Une nouvelle passion, bien loin des strass cinématographiques et des désillusions hollywoodiennes.
Sur la toile blanchie tu as posé le bleu Celui de ton regard qui dévastait les âmes Et le cœur d’Allégret et les magiques flammes Dans les yeux de Gabin, au quai des brumes en feu.
Sur la toile endormie tu as tracé le vert Des prés verts où se jouent Symphonies Pastorales Des vendanges pâmées en cépages sauvages Et le cœur de gribouille dans l’écume des mers.
Sur la toile étonnée tu balayas de sang Le miroir à deux faces de tes passions perdues Ces amours contrariées, ce bonheur déjà nu Aux premières déchirures dans l’éclat du printemps.

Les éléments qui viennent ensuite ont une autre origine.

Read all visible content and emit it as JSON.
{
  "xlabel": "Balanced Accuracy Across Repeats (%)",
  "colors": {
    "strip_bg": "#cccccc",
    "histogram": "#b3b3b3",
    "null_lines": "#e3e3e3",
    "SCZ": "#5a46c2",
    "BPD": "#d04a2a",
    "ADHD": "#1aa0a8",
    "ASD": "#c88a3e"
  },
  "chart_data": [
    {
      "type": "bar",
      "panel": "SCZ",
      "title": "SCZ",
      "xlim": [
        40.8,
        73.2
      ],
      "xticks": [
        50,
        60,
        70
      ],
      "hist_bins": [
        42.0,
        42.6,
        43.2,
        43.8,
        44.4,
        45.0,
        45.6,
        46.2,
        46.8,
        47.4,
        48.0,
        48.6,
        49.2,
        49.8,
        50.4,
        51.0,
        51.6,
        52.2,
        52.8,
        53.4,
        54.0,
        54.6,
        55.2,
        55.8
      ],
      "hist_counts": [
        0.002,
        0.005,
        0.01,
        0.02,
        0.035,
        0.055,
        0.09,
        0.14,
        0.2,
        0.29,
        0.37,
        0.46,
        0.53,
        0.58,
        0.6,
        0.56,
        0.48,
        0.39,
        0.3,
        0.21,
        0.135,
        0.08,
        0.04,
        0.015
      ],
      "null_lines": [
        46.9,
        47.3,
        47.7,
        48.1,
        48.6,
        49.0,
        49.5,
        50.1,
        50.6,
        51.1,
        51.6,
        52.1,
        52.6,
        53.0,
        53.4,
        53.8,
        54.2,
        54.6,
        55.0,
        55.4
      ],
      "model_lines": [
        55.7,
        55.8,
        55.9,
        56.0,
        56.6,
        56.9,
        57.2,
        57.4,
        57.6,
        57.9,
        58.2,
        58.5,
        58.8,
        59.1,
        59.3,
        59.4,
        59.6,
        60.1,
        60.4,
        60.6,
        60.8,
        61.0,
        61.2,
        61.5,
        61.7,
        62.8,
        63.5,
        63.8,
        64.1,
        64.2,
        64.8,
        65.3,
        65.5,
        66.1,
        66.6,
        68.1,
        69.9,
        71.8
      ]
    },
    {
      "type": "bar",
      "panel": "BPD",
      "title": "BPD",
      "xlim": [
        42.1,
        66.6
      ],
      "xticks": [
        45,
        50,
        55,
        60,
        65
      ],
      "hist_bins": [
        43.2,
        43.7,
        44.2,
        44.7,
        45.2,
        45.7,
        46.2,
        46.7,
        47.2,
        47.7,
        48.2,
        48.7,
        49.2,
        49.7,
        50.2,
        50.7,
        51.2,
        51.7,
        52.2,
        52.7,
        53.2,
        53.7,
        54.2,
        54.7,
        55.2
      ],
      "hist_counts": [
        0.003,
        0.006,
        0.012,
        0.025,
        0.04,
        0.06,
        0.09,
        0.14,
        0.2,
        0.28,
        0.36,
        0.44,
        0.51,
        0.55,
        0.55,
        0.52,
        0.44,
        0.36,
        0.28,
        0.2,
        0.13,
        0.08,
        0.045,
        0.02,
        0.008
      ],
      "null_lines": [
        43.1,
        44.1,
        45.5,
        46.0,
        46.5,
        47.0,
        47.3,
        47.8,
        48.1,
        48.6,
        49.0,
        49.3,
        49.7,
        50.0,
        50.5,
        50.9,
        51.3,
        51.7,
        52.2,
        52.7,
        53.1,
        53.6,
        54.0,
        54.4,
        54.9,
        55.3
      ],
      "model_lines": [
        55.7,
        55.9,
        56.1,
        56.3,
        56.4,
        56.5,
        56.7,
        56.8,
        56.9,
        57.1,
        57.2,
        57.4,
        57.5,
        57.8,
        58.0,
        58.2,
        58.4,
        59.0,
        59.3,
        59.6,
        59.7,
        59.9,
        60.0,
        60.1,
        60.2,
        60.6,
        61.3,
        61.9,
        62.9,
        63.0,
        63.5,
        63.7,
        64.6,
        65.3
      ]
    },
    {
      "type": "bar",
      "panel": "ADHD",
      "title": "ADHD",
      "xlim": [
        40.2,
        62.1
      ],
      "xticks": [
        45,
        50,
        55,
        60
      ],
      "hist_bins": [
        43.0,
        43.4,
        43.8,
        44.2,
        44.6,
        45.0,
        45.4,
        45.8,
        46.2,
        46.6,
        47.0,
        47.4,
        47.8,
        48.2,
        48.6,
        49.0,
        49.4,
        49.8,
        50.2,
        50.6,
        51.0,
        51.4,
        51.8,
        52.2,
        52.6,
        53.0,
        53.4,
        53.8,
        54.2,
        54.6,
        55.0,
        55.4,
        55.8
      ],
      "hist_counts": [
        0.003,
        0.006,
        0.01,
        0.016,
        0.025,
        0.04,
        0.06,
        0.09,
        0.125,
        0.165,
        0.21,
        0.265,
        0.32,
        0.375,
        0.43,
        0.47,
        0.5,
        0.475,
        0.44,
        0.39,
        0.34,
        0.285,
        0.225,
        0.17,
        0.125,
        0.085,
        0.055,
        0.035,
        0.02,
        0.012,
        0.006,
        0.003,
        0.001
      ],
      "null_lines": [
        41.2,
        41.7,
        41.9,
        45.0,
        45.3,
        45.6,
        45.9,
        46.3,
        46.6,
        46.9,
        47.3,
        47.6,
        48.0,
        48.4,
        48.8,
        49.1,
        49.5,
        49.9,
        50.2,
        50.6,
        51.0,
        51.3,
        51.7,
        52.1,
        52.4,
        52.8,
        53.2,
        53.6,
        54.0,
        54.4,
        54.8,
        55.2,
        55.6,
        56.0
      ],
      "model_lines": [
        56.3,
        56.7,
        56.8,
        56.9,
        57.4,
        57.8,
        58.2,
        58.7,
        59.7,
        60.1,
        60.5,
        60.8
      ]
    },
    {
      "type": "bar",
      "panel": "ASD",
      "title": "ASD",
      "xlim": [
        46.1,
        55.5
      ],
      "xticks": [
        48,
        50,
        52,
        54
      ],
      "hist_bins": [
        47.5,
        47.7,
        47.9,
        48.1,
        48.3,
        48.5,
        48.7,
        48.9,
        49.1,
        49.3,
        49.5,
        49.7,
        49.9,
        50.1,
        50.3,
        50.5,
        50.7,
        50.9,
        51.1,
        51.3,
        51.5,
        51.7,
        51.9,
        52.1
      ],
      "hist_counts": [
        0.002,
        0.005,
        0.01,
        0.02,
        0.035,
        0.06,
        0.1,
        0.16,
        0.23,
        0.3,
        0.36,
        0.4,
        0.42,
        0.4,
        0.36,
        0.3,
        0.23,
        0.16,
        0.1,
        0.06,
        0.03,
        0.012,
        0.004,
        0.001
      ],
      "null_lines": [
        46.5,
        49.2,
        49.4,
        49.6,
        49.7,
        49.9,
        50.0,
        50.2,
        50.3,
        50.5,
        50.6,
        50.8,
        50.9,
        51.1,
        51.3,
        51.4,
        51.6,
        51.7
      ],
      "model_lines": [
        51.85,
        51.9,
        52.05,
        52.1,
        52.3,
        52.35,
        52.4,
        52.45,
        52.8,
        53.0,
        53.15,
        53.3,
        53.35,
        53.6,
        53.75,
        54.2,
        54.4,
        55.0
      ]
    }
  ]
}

Sur la toile indolente tu as posé l’orange En agrume juteux de tes larmes lucides Comme un écho d’adieu à ce cours intrépide Qui t’emportait au loin dans la mer des louanges
Sur la fin de la toile le noir s’est imposé Il n’occultera pas les iris océan Les myriades d’étoiles sur les grands rêves blancs Transperceront l’écran d’une obscure clarté.